In conclusion, this work provides direct evidence that SSX-2 is a relevant vaccine target antigen for prostate cancer. In particular these findings highlight the importance of SSX-2 peptide p103-111 as a dominant HLA-A2-restricted immunogenic epitope. To date the majority of the work evaluating SSX-2 has focused on SSX-2 peptide p41-49 as an HLA-A2-restricted epitope in patients with different types of malignancy.
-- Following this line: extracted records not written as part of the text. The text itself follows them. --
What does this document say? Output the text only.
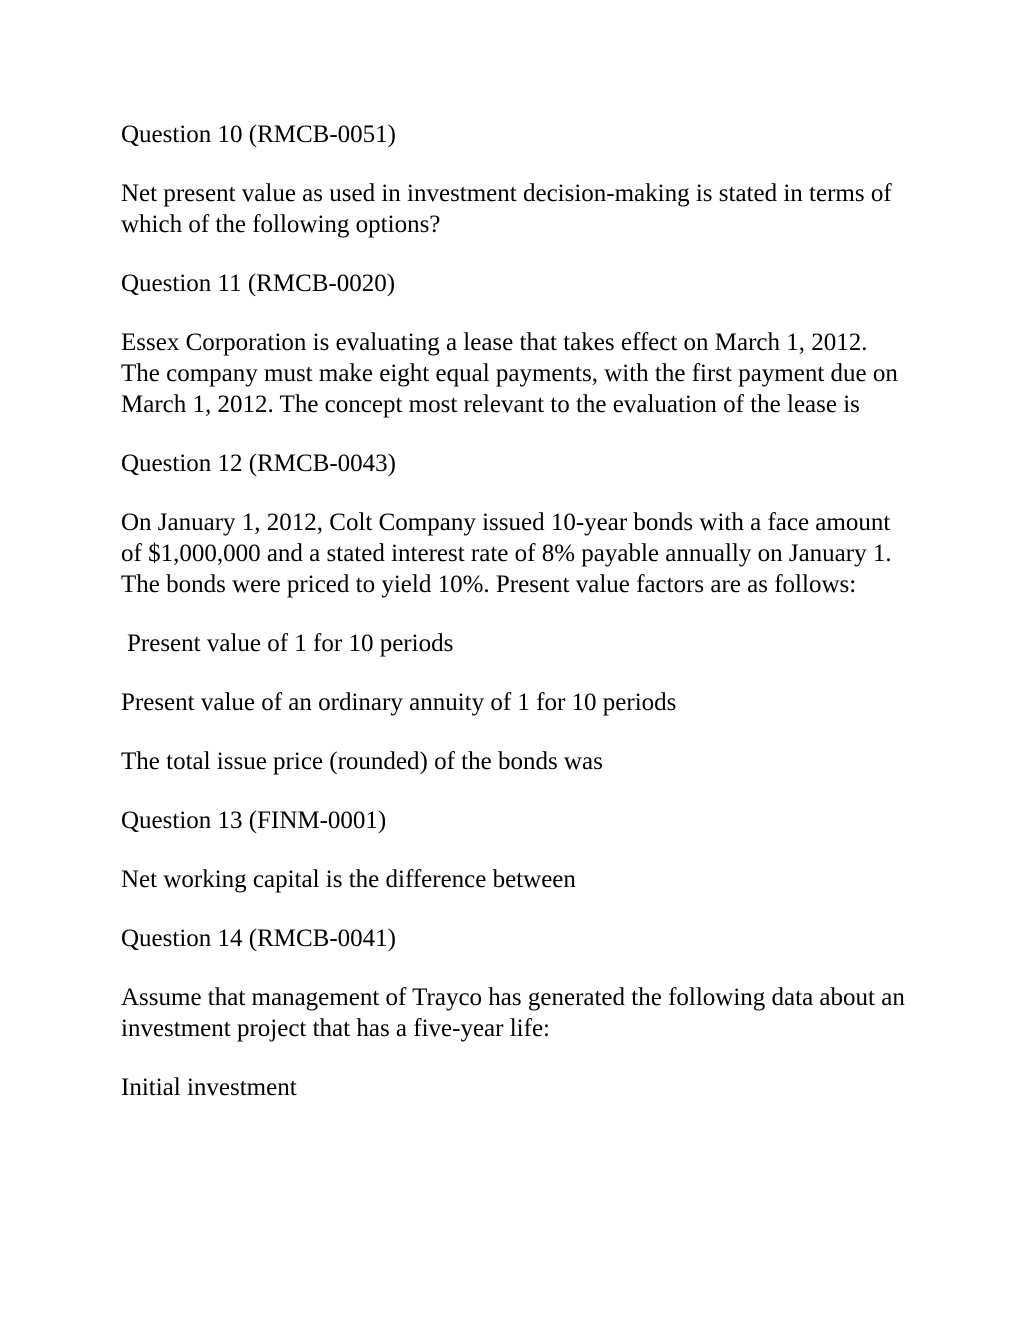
Question 10 (RMCB-0051)

Net present value as used in investment decision-making is stated in terms of which of the following options?

Question 11 (RMCB-0020)

Essex Corporation is evaluating a lease that takes effect on March 1, 2012. The company must make eight equal payments, with the first payment due on March 1, 2012. The concept most relevant to the evaluation of the lease is

Question 12 (RMCB-0043)

On January 1, 2012, Colt Company issued 10-year bonds with a face amount of $1,000,000 and a stated interest rate of 8% payable annually on January 1. The bonds were priced to yield 10%. Present value factors are as follows:

Present value of 1 for 10 periods

Present value of an ordinary annuity of 1 for 10 periods

The total issue price (rounded) of the bonds was

Question 13 (FINM-0001)

Net working capital is the difference between

Question 14 (RMCB-0041)

Assume that management of Trayco has generated the following data about an investment project that has a five-year life:

Initial investment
Future studies will explore the expression and function of SSX-2, and other SSX family members, in prostate tumors. Other studies will explore modified DNA vaccines as a means to enhance peptide-specific immune responses to this antigen and will assess strategies to augment the anti-tumor potential of these SSX-2-specific vaccines in vivo, such as using these vaccines in combination with epigenetic modifying agents that might increase SSX-2 expression in tumor cells (18).